Video, Advocacy, and Mental Models
Video of a prominent NFL star beating his then fiance changed the career trajectory of an NFL player last week. This viral video launched a national conversation on domestic abuse.
Through videos we were all reminded of the 9/11 attacks last week. As George Bush said, “We were all forever changed.”
Videos of two journalist beheaded flipped national sentiment over middle east intervention over the last two weeks. As Fareed Zakaria said, “The purpose of the gruesome execution videos was to provoke the United States. And it worked.” The last two wars just made things worse, but videos get us pissed off and we go to war when we’re pissed off.
Over the past weeks, social media feeds were full of videos of people dumping ice water on themselves to benefit ALS.
The addition of Instagram video (check out the new Hyperlapse app) and auto-play videos on Facebook have made it even easier for clips to go viral.
It was difficult to navigate the last few weeks without considering the implications of video and its impact on our mental models. Music has a short cut to long term memory. Video seems to have a shortcut to our mental models–it quickly and disproportionately impacts our understanding of how the world works.
Ferguson Missouri cops and protesters are wearing body cameras now. But some experts are worried that some edited video quickly becomes a perceived reality at the expense of other forms of evidence.
Video isn’t reality–it’s often shot and shared with a point of view, premeditated and edited. It may be valuable, it may be informative, but it’s important that we view video from an informed perspective and add it to other forms of evidence.
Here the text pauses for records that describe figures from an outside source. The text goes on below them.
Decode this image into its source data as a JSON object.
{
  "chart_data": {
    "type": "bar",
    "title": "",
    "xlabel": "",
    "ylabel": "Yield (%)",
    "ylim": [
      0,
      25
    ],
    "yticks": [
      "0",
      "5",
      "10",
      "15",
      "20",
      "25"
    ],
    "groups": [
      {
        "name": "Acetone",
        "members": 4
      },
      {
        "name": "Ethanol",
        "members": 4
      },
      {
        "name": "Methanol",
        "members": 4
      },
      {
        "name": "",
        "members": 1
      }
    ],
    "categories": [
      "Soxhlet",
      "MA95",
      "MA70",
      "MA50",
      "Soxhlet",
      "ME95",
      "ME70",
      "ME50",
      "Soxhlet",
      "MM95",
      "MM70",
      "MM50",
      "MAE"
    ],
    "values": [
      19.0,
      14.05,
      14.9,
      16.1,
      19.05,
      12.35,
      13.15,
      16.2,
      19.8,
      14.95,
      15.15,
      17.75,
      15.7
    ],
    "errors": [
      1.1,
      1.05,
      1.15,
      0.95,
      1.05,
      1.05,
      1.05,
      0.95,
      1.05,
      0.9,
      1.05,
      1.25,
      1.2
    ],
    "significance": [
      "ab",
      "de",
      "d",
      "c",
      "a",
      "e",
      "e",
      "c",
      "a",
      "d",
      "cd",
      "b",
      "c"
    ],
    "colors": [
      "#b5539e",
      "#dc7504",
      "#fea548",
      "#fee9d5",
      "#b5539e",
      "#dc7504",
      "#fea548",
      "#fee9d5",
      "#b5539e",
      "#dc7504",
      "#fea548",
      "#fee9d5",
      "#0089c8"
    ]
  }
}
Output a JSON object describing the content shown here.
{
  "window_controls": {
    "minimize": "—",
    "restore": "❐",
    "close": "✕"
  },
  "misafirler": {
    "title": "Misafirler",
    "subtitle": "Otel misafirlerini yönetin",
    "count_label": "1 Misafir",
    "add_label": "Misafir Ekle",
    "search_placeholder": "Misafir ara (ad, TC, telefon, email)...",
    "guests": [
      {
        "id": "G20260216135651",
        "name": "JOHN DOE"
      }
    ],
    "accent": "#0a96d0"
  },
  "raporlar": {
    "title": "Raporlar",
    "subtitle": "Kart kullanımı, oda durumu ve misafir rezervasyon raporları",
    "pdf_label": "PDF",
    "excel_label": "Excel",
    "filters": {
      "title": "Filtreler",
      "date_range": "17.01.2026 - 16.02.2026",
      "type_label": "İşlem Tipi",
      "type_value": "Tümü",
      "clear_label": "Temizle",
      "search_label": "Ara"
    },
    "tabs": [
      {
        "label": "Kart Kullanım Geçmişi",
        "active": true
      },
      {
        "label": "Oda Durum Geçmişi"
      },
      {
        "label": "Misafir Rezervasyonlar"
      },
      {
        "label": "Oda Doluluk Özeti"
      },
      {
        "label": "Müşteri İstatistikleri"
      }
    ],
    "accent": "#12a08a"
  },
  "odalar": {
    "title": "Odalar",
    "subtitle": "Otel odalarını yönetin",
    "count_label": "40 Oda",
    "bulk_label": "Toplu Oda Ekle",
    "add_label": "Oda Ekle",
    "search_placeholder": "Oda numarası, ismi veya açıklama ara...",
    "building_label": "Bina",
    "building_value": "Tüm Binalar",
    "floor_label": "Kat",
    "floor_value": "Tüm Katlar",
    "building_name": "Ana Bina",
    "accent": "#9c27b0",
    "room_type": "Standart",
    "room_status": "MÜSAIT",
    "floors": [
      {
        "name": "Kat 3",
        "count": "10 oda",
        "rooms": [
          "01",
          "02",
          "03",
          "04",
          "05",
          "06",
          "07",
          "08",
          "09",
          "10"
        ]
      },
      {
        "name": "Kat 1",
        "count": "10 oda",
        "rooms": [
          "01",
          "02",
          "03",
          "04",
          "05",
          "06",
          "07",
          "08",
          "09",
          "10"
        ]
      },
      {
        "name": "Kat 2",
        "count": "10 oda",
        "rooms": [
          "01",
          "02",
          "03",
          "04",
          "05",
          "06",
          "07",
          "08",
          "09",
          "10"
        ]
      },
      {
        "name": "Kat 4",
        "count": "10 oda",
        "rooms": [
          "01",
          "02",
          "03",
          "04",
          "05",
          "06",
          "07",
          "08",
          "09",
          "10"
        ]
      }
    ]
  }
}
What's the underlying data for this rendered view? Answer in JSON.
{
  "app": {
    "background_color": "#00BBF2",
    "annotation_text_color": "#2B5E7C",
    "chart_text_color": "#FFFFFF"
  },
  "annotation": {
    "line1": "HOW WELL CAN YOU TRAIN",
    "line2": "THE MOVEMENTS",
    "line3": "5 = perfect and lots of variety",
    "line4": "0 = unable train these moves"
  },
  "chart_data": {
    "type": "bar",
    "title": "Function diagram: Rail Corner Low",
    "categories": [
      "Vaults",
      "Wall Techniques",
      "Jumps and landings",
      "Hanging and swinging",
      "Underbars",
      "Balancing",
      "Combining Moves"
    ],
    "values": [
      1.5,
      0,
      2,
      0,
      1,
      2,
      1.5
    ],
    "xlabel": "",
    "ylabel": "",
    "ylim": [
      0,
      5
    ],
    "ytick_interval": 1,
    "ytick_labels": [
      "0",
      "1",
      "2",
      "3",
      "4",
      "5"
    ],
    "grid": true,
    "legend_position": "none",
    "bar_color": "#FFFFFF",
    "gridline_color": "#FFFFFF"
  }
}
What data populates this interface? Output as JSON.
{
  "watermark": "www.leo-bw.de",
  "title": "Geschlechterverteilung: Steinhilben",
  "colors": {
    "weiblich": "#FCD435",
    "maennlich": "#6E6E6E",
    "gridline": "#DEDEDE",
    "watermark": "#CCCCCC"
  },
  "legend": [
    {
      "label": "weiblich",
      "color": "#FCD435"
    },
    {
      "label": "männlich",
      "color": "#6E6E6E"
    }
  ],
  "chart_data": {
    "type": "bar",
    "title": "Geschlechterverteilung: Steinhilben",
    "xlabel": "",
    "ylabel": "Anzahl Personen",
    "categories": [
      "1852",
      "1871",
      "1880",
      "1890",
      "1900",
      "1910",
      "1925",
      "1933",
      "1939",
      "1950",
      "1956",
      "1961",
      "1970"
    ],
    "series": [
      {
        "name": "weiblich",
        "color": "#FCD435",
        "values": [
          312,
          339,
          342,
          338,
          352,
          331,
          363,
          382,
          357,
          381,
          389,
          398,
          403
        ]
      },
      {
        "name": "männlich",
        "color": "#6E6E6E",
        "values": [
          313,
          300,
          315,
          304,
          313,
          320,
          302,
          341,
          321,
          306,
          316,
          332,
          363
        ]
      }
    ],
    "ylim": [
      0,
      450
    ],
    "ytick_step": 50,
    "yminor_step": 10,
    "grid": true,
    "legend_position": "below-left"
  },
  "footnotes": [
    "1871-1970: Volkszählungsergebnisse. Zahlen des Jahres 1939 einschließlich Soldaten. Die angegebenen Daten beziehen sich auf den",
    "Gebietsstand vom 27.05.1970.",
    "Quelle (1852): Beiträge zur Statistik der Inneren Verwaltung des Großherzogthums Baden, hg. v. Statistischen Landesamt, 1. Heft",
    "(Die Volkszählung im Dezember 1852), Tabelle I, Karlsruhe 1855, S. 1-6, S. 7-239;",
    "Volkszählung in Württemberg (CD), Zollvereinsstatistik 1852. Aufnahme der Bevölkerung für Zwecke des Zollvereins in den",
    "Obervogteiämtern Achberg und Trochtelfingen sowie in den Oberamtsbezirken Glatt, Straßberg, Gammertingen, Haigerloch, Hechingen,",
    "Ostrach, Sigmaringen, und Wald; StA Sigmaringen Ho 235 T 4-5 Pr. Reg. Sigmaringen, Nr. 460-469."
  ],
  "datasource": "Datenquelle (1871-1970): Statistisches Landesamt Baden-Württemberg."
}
Edu implications. More than 3,000 students leave high school before completion every day–no visibility, no crisis, but those young people are effectively cut out of the economic mainstream. It’s a crisis for them and for our communities. But we haven’t figured out how to use video to mobilize the public around public education. It’s obviously important and we don’t make sufficient use of the medium.
Sure, there are films that attack the status quo and films that attack reformers but I wish there was more video of student stories that helped share their reality like Grad Nation’s Don’t Call Them Dropouts. We’ve made a few videos about the promising ways educators are helping students co-construct pathways to family wage employment (like this one). We’re going to try to do more of that on this site and hope you’ll join us.